Но бумага эта так и осталась лишь следом, что у Ежова в отношении своей бывшей гостеприимной хозяйки были другие планы. Ибо Софью Александровну никуда больше не двигают. А начинается у неё новый цикл «допросов», который ведет уже непосредственно один Али и довершает его протоколом от 27 ноября 1937 г. Здесь и обвинение и сценарий совсем другие. Оказывается, Софья Александровна замышляла убить самого Ежова. А для этого привлекла в соучастники доктора Бадмаева. Я хорошо знал Николая Николаевича Бадмаева — умного, спокойного интеллигентного бурята. Приходился он племянником знаменитому дореволюционному Бадмаеву и шел по его стопам: лечил какими-то травками всю кремлевско-придворную знать. Конечно, бывал и на Спиридоновке и даже давал мне какие-то порошки от чего-то: я ими чистил свои брезентовые туфли… Так вот, Софья Александровна и уговаривала Бадмаева отравить Ежова, который по своему положению тоже входил в число пациентов модного доктора. Но Бадмаев заявил, что он английский шпион и задаром такие поручения не выполняет. Вот если Софья Александровна согласится работать на английскую разведку, то тогда… Естественно, что Софья Александровна согласилась.

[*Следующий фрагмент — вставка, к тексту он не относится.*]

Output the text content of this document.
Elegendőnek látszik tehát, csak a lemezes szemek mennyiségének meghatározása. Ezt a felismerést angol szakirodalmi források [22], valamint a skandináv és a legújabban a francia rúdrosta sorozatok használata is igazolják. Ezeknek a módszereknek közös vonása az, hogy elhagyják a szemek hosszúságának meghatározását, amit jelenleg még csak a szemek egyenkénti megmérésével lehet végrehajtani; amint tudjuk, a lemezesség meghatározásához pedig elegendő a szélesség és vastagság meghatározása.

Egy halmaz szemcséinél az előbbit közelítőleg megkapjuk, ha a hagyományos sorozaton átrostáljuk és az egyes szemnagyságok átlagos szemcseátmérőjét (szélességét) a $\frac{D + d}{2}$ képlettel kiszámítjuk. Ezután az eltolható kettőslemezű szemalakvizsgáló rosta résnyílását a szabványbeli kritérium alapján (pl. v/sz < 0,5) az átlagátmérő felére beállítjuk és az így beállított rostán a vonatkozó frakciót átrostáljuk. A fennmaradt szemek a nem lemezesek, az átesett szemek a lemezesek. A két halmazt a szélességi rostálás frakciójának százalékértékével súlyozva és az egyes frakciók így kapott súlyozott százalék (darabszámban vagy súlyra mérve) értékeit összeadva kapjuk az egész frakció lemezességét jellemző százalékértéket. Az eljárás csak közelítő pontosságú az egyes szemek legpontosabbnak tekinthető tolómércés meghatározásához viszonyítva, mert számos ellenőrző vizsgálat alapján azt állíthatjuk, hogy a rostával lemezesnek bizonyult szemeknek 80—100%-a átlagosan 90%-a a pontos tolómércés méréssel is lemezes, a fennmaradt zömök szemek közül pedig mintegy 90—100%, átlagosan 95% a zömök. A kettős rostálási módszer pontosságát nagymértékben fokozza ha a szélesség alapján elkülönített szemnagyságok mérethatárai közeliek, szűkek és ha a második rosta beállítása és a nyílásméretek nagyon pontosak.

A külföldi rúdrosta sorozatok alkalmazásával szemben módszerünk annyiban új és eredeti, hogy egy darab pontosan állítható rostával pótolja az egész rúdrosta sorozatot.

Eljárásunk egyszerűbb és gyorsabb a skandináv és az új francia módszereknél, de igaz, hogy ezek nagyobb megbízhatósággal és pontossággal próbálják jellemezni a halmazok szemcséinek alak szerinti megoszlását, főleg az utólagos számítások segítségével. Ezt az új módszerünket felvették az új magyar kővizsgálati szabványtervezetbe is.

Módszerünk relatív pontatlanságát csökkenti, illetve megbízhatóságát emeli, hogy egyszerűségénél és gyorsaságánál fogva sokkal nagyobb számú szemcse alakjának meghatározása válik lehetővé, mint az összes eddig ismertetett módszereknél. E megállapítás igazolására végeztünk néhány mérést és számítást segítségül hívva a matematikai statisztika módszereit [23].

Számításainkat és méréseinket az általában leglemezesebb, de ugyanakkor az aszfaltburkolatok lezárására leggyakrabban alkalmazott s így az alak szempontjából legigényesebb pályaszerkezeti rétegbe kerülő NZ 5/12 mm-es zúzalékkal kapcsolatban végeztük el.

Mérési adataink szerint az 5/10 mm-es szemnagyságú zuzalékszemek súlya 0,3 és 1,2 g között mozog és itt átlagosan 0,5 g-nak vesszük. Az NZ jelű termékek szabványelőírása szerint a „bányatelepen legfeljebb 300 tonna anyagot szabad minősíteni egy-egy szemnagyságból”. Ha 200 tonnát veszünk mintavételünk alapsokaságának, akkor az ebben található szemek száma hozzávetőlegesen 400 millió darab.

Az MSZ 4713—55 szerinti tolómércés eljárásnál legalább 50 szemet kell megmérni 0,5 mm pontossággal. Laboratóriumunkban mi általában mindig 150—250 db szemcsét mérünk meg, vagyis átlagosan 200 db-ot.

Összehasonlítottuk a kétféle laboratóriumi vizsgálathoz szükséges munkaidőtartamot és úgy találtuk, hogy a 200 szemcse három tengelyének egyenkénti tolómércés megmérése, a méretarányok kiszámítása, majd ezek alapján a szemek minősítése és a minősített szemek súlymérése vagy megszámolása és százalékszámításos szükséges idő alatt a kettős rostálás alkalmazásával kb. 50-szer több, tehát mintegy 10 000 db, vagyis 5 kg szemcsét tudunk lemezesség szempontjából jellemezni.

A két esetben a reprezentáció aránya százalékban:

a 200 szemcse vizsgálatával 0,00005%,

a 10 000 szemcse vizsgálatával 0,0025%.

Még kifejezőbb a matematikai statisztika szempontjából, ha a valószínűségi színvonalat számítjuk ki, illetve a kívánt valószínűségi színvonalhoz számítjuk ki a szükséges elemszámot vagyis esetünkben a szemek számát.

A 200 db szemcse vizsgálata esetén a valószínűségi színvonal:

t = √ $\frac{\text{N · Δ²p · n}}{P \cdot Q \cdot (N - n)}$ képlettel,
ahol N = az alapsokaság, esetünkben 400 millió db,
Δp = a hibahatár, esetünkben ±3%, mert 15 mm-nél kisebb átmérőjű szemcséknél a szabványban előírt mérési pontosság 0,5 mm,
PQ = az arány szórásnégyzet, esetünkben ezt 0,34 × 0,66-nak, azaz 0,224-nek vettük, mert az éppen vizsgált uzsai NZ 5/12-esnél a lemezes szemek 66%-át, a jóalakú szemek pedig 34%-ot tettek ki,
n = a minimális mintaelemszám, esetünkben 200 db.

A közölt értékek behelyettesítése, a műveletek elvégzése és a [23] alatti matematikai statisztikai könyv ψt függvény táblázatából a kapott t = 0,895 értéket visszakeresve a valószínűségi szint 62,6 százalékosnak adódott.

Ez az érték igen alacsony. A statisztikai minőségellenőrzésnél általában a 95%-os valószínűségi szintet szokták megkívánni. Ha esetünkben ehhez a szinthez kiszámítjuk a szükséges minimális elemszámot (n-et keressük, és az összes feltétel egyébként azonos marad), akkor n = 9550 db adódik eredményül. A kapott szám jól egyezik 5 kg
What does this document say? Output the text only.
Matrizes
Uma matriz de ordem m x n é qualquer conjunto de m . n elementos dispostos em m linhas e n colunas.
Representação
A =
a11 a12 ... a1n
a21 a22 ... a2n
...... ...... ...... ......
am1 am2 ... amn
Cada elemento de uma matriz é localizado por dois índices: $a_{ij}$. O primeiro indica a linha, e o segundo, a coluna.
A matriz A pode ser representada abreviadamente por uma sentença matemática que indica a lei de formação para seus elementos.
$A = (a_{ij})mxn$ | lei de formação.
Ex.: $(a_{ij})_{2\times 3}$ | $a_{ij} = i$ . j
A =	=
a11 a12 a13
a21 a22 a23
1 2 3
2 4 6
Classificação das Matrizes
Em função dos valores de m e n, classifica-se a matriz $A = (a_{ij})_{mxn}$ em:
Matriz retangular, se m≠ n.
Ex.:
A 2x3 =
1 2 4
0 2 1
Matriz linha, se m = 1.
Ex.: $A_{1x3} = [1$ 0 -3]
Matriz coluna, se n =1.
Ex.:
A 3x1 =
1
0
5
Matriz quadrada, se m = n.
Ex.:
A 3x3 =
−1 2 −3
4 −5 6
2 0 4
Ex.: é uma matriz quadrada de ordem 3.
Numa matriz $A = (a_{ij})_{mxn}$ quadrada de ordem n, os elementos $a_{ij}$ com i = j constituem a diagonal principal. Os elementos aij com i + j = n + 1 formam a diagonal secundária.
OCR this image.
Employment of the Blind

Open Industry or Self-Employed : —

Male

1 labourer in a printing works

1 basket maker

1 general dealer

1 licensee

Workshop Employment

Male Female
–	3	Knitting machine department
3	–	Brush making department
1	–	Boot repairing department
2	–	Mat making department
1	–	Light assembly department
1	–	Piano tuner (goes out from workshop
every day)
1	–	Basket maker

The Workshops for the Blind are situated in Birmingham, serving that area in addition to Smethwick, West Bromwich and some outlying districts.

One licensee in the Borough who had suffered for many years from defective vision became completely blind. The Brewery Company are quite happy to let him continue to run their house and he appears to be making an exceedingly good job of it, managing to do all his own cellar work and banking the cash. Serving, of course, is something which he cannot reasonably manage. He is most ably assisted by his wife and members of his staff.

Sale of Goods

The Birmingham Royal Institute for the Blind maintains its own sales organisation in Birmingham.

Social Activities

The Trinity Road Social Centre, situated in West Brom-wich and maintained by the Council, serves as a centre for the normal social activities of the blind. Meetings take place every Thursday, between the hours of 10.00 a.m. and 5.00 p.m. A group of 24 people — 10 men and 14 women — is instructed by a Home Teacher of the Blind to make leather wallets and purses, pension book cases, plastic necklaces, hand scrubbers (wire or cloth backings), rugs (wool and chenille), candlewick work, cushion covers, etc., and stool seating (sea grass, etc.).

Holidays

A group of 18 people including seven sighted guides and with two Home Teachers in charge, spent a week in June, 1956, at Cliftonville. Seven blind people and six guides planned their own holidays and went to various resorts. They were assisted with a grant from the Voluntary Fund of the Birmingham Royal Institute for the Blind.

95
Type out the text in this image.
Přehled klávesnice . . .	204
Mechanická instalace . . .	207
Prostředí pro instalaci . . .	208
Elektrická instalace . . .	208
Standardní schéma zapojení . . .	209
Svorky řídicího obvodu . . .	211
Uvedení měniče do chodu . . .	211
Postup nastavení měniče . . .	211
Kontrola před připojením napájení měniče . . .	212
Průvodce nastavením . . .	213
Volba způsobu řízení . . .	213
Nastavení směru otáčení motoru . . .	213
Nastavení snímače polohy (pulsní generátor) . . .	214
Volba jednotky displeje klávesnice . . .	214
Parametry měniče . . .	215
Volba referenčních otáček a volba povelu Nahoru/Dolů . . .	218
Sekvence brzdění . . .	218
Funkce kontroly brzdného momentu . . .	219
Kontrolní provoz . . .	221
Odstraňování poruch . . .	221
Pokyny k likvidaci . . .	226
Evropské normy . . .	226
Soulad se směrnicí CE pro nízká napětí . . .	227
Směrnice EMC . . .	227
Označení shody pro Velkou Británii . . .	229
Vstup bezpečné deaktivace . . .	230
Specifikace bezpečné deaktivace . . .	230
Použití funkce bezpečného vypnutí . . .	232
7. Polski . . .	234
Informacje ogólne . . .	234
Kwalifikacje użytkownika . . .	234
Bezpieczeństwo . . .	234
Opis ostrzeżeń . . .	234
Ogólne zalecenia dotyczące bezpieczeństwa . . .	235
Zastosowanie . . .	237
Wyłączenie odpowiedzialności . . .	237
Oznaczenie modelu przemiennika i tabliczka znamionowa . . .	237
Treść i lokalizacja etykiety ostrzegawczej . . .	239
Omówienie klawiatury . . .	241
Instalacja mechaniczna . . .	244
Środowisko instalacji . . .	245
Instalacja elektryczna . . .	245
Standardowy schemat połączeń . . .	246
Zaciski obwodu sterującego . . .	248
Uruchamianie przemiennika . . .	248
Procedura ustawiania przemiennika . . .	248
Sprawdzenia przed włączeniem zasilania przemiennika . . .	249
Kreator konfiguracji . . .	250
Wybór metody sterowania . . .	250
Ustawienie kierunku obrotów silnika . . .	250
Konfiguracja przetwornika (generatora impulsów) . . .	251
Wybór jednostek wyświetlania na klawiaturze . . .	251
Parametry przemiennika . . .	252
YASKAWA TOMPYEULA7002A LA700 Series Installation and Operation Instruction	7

И, очевидно, не сразу.
На одном из своих допросов в 1939 году арестованный Бельский показал, что уже после окончания дела Москвиной его вызвал Ежов и приказал ему добыть у Софьи Александровны показания о том, что она покушалась на его драгоценную жизнь. Бельский немедленно поручил это опытному Али. Потом Али, уже на своем собственном допросе, признался, что это было нелегким делом, ибо подследственная упиралась… Но дело мастера боится! И 27 ноября Али получил протокол с сознанием, что Москвина была шпионкой и террористкой. Вот это уже совсем другое дело! Это не сладкая жизнь в женском лагере, а верная пуля. 25 декабря 1937 года пишется постановление об окончании следствия, 27 февраля 1938 года составляется обвинительное заключение, подписанное Вольским и Вышинским, а 8 апреля 1938 года Софью Александровну привозят из Бутырок, где она содержалась, в то самое здание на Никольской, где находится зловещее царство Ульриха — Военная коллегия Верховного суда. «Судят» её даже не сам Ульрих, а его заплечные помогайлы — Кандыбин, Колпаков и Суслин. На четвертушке бумаги, где изложен протокол суда, говорится, что обвиняется Москви-на-Бокий по ст.ст. 58-6 и 58-8 (шпионаж и террор), что суд длится 15 минут, что обвиняемая просит сохранить ей жизнь, что она приговаривается… Через несколько минут или час — не знаю — Софью Александровну убивают, о чем в её деле остается небольшой клочок бумаги: «Приговор приведен в исполнение 8 апреля 1938 года, акт о расстреле передан для хранения в 1-й Спецотдел НКВД, том 3, лист 142/».